Profiling Prolog code

I’m working on a dashboard to provide as much as possible insight about the running Prolog program. This started as a toolkit to get insight in time and memory usage for a tabled program developed at CMU that I ported to SWI-prolog (branch swi). The work in progress is in webstat.

Most of this dashboard tool is a lot of JavaScript, but now that I have the basics to have charts, graphs and tables it gets easier :slight_smile: If you want to help, please step in. Eventually this tool should integrate all the inspection tools of SWI-Prolog in one easy to understand interface.

The current challenge is the execution profiler. The low-level stuff is older then SWI-Prolog’s recorded history, i.e. before 1992. The details have changed a couple of times, but currently reflects the gprof way of collecting data with some extensions. The current graphics view is also based on gprof.

The problem is that this way of collecting the execution context deals very poorly with mutual recursion and meta-calling predicates. The profiler has a hack that removes (some) meta-calling predicates from the graph, adding their cost to the predicate that calls them (see noprofile/1). Analyzing the state I discovered that the way mutual recursion is handled is broken. Since we have delimited continuations things got a lot worse. For short, it is time to look for something new.

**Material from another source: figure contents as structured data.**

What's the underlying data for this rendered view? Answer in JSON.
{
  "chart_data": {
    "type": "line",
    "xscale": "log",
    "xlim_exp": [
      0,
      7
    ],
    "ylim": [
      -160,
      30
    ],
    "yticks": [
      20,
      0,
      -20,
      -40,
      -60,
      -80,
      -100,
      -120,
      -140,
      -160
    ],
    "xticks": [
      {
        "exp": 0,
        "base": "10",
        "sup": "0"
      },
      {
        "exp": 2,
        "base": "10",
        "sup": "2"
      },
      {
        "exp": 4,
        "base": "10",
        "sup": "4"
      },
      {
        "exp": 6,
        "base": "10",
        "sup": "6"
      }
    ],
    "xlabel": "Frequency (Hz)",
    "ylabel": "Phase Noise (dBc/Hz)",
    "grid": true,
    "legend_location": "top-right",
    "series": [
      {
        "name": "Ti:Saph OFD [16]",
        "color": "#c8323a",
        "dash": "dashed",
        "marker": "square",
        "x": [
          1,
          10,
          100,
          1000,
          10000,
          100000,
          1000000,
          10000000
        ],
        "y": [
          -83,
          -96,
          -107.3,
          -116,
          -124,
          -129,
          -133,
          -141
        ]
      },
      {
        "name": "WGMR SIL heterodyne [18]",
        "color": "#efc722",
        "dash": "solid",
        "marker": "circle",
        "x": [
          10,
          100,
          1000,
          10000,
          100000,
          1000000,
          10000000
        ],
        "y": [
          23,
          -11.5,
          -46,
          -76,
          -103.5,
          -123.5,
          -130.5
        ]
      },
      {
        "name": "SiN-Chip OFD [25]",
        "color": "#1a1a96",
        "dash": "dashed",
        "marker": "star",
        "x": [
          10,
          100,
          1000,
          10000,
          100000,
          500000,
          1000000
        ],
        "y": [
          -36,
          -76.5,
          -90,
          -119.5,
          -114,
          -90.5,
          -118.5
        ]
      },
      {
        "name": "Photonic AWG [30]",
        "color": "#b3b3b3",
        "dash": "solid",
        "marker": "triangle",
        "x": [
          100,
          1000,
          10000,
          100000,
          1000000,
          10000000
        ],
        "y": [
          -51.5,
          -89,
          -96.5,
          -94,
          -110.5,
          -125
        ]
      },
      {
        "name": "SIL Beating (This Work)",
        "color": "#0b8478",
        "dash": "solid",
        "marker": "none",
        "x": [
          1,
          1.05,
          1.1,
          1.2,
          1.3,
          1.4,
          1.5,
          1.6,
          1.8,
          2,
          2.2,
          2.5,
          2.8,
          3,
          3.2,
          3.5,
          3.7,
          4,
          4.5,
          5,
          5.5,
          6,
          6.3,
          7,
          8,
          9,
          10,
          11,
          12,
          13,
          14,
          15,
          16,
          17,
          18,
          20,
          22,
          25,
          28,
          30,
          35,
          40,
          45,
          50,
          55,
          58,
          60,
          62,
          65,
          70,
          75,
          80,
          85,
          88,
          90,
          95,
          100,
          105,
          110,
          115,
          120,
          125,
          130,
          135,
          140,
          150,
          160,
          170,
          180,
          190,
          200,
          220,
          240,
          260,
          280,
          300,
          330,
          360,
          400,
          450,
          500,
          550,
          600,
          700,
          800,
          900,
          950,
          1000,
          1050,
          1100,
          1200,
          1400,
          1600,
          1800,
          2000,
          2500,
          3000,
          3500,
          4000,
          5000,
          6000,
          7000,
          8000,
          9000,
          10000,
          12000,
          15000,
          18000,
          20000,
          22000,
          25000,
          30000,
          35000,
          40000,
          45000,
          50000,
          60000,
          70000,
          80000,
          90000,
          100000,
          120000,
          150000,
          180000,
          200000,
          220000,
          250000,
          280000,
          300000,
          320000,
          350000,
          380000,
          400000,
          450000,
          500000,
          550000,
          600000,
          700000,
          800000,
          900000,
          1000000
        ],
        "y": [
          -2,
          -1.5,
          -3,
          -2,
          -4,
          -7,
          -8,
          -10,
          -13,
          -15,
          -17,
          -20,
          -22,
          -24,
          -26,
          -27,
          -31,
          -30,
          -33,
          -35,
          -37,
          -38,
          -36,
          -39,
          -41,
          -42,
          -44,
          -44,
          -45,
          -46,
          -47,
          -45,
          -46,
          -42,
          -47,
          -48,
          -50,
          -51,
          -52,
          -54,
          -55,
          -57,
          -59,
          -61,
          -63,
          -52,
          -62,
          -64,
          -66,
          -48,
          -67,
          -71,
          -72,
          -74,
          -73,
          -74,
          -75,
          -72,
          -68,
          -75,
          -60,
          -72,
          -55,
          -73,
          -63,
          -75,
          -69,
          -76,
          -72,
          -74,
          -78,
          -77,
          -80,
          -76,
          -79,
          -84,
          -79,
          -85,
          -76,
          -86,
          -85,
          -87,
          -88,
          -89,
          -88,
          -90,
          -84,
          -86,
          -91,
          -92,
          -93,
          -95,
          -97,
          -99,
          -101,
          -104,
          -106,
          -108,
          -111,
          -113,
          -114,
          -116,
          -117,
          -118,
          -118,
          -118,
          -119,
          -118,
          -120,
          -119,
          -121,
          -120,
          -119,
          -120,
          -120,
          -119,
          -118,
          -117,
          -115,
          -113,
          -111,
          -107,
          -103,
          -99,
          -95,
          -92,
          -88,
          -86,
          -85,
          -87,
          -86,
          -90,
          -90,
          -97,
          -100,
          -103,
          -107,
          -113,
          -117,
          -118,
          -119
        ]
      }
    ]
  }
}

Starting at Google Scolar I quickly discovered there is a whole lot of relevant literature. So far I selected

  • “Comparative performance analysis of calling context profilingdata
    structures” Prita Yadav and Paramvir Singh. DOI: 10.1007/s13198-016-0447-x
  • “Exploiting hardware performance counters with flow and context
    sensitive profiling” Glenn Ammons, Thomas Ball, James R. Larus.
    doi 10.1145/258916.258924
  • “Incremental call-path profiling” by Andrew R. Bernat and Barton P. Miller

For Prolog we have an additional challenge to deal with non-determinism.

Currently I hook into the VM, which tells me

  • When a predicate is called. That is reliable (and the only simple and reliable hook). It creates a node in the dynamic call graph and stores a reference to this node in the environment frame it creates for the call.
  • When we get an exit. We do know whether this is deterministic or not, but I currently do not use that. We know which call graph node exited (from the environment). Their may be nodes missing due to last-call optimization. Currently I walk up the dynamic call graph until I find the target node and exit all the intermediate nodes. I fear this is dubious under certain abstractions of the call graph.
  • On a failure we can find the frame (and thus call graph node) where we resume. I tried to translated that into redo/fail counts, but this seems harder than I expected.

Note that we want something at the VM level that doesn’t interfere with normal optimized execution. If we do interfere with that counting becomes much simpler but large programs can no longer be handled and timing will be very poor. We also want to be able to enable/disable recording on the fly, such that we can record a running program for a while.

Timing is currently based on sampling. We can also consider using performance timers at the various ports. I don’t know how portable that is and how much impact it has. Would be great to have.

Does anyone has good leads or ideas how to handle this? Ideally I’d like to end up with something similar to kcachegrind with additional relevant annotations for Prolog (determinism and tabling come to mind).

If anyone is looking for a project to contribute, please step in. There is a lot to do to find and specify the required accounting data and algorithms. Implementing in src/pl-prof.c is pretty much isolated from the rest of the system. Next there is the challenge to write (Prolog) routines to nicely present the results in the web interface.


I don’t have any technical suggestions but I affirm that the current profiler is indispensable for me. My one complaint is that the time is very inconsistent from run to run, and lately I find a big difference between elapsed time and Time With Children on the top-level predicate.

I am not sure if this will help, but it may.

RoaringBitmaps is a data structure that is extremely fast and it is used to store sets of integers. You can calculate set intersection, union, difference very fast, they measure in terms of CPU cycles. Much faster than hash tables. This could be very useful for profiling data, but also for other cases. You can find the C library here: CRoaring.

It is used by indexing engines like lucene, and also at ebay. A nice talk by the author is here:

EDIT: Just so you have an idea of the performance, doing union of sets of data from the 1881 census:

format              cpu cycles per value
------              --------------------
hash set                    200
arrays                      6
bitsets                     30
roaring bitmap              1

I know webstat is a work in progress, but it is looking very nice! :

Thank you for this work!